MANILA, Philippines — The country’s metallic production has continued its upward momentum, rising 10.4 percent to P122 billion last year amid better metal prices in the world market.

“The strong demand from China for its stainless steel production kept metal prices in better levels. China remains the largest market for metals, accounting for over 50 percent of the global consumption,” the Mines and Geosciences Bureau.

“The implementation of the TRAIN (Tax Reform for Acceleration and Inclusion) Law also increased the revenues collected from mining as excise tax rate for minerals and mineral products doubled to four percent,” the MGB said.

Direct shipping nickel ore and mixed nickel-cobalt sulfides took the top spot with P55.1 billion, or about 45 percent of the total value.

This as nickel price increased to $5.92 per pound from $4.68 per pound amid higher demand from stainless steel production coupled with falling inventories.

China remains the major market of the Philippines for nickel ores with about 92 percent of production exported to the neighboring country.

Gold production accounted for 37 percent of the total production value with aggregate earnings of P44.8 billion, down two percent, as output decreased to 20,765 kilograms.

Gold metal price accelerated to $1,265.48 per troy ounce from $1,252.43 per troy ounce year-on-year.

Revenues from copper production, which comprise 17 percent of total metal production value, went up seven percent to P20.68 billion despite an almost flat output at 282,391 DMT.

The growth was due to better copper price which improved from $2.72 to $2.95 per pound.

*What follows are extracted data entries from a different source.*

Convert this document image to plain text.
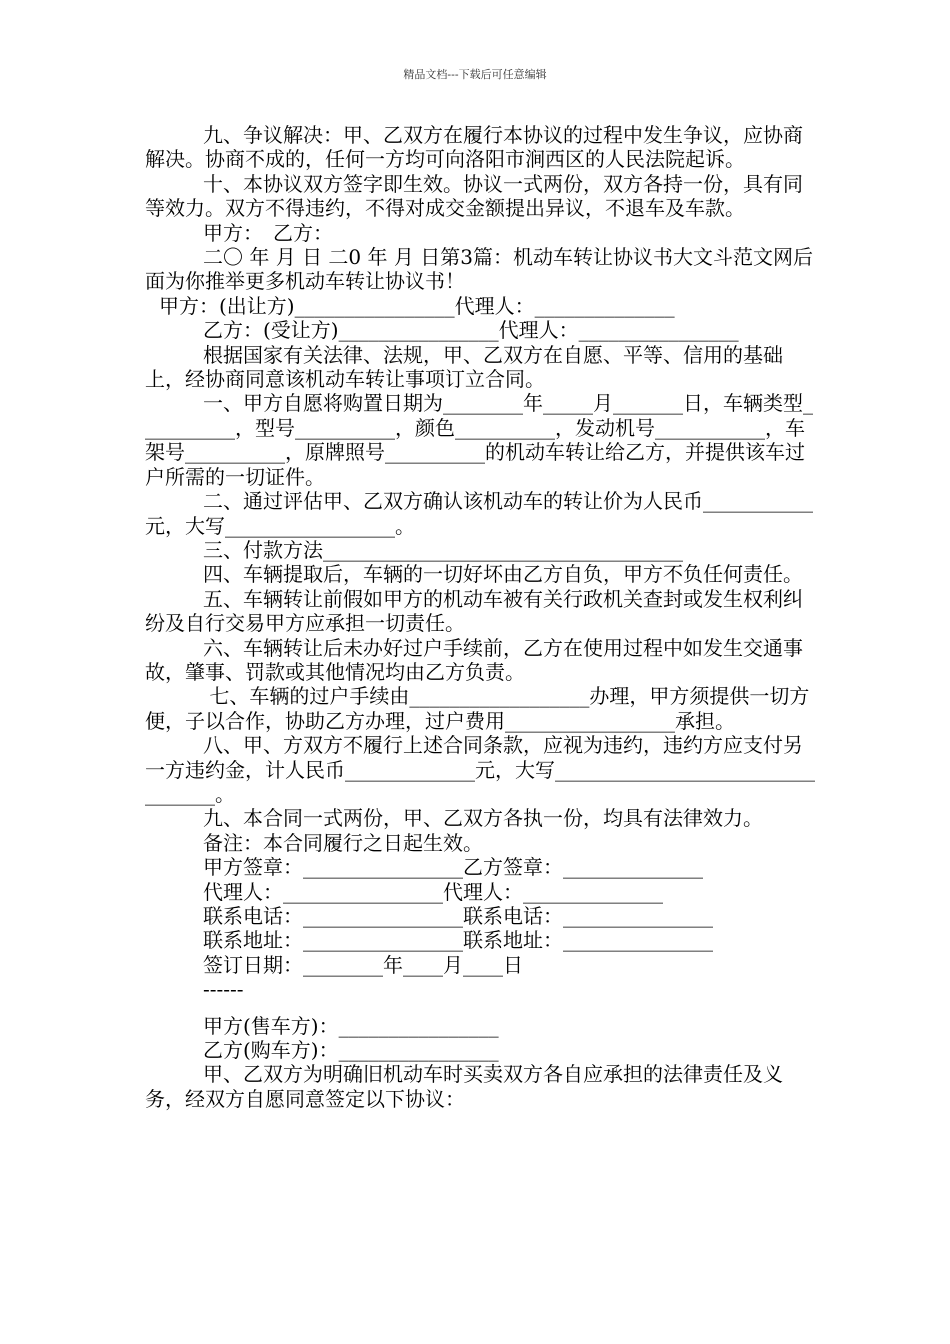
精品文档---下载后可任意编辑

九、争议解决：甲、乙双方在履行本协议的过程中发生争议，应协商解决。协商不成的，任何一方均可向洛阳市涧西区的人民法院起诉。

十、本协议双方签字即生效。协议一式两份，双方各持一份，具有同等效力。双方不得违约，不得对成交金额提出异议，不退车及车款。

甲方：　乙方：

二〇 年 月 日 二0 年 月 日第3篇：机动车转让协议书大文斗范文网后面为你推举更多机动车转让协议书！

甲方：(出让方)________________代理人：______________

乙方：(受让方)________________代理人：________________

根据国家有关法律、法规，甲、乙双方在自愿、平等、信用的基础上，经协商同意该机动车转让事项订立合同。

一、甲方自愿将购置日期为________年_____月_______日，车辆类型__________，型号__________，颜色__________，发动机号___________，车架号__________，原牌照号__________的机动车转让给乙方，并提供该车过户所需的一切证件。

二、通过评估甲、乙双方确认该机动车的转让价为人民币___________元，大写_________________。

三、付款方法____________________________________

四、车辆提取后，车辆的一切好坏由乙方自负，甲方不负任何责任。

五、车辆转让前假如甲方的机动车被有关行政机关查封或发生权利纠纷及自行交易甲方应承担一切责任。

六、车辆转让后未办好过户手续前，乙方在使用过程中如发生交通事故，肇事、罚款或其他情况均由乙方负责。

七、车辆的过户手续由__________________办理，甲方须提供一切方便，子以合作，协助乙方办理，过户费用_________________承担。

八、甲、方双方不履行上述合同条款，应视为违约，违约方应支付另一方违约金，计人民币_____________元，大写_________________________________。

九、本合同一式两份，甲、乙双方各执一份，均具有法律效力。

备注：本合同履行之日起生效。

甲方签章：________________乙方签章：______________

代理人：________________代理人：______________

联系电话：________________联系电话：_______________

联系地址：________________联系地址：_______________

签订日期：________年____月____日

------

甲方(售车方)：________________

乙方(购车方)：________________

甲、乙双方为明确旧机动车时买卖双方各自应承担的法律责任及义务，经双方自愿同意签定以下协议：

However, the production value of silver decreased nine percent to P791 million due to lower production.

The remaining one percent of total metallic production, or P1.28 billion, came from the combined value of iron ore and chromite.

The Philippine Gold Processing and Refining Corp. in Masbate was the country’s major gold producer last year, cornering 32 percent of the total.

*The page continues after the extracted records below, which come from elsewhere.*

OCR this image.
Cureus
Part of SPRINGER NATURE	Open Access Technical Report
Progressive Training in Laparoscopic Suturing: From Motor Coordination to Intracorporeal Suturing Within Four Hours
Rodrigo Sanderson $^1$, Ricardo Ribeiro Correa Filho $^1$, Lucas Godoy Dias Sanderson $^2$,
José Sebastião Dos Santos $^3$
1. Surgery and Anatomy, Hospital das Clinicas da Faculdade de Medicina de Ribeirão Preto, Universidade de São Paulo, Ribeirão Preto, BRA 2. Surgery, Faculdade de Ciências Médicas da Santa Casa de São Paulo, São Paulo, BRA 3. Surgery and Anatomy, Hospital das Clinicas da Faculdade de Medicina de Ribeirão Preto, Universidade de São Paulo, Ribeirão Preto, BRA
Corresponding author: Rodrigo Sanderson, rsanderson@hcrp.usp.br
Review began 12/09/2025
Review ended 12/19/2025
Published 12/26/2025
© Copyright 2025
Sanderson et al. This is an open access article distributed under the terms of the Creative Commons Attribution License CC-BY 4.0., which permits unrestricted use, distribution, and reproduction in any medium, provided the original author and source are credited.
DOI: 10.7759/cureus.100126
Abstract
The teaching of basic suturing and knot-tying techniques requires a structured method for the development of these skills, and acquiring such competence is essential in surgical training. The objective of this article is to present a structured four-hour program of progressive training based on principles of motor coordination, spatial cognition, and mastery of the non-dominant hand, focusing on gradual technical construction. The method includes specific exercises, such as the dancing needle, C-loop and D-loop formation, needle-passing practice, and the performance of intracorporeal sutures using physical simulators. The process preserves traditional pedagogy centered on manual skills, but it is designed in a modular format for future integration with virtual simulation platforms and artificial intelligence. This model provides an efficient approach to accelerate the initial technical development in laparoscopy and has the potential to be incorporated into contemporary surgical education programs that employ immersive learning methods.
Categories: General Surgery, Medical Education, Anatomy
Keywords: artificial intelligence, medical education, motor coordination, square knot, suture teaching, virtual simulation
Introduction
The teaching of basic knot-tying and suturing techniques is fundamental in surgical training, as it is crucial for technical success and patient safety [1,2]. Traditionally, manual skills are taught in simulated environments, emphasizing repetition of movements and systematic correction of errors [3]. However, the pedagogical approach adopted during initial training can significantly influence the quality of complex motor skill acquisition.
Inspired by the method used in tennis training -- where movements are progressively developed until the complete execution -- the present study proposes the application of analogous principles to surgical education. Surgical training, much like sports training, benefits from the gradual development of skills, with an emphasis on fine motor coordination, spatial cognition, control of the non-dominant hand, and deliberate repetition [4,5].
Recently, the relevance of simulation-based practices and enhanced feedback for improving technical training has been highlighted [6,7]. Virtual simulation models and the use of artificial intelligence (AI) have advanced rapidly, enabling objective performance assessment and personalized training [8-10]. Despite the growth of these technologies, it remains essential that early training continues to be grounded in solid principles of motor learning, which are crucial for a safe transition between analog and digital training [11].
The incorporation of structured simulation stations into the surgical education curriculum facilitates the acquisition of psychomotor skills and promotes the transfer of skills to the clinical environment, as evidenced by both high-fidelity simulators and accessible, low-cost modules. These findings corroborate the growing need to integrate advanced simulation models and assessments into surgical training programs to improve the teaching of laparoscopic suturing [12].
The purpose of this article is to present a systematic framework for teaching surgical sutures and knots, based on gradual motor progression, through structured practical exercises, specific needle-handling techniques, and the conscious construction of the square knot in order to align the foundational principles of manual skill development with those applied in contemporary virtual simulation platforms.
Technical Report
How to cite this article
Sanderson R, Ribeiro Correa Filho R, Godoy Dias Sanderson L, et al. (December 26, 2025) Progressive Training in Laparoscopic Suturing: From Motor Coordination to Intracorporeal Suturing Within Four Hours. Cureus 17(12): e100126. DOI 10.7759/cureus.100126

Out of the 30 producing nickel mines in the country last year, the Claver nickel project of Taganito Mining Corp. topped the list with 5.7 million DMT output.

Data showed 10 nickel mines had zero production as some mines are under maintenance and care status or suspended operations due to environment-related issues.

Meanwhile, Carmen Copper Corp. in Cebu dominated the production of copper with 149,428 DMT or 53 percent of the aggregate.

To date, the country hosts 48 operating metallic mines consisting of 30 nickel, eight gold with silver as co-product, three copper with gold and silver as co-products, three chromite, and four iron mines.

These are in addition to the two nickel and two gold processing plants and numerous small-scale gold mining operations across the country.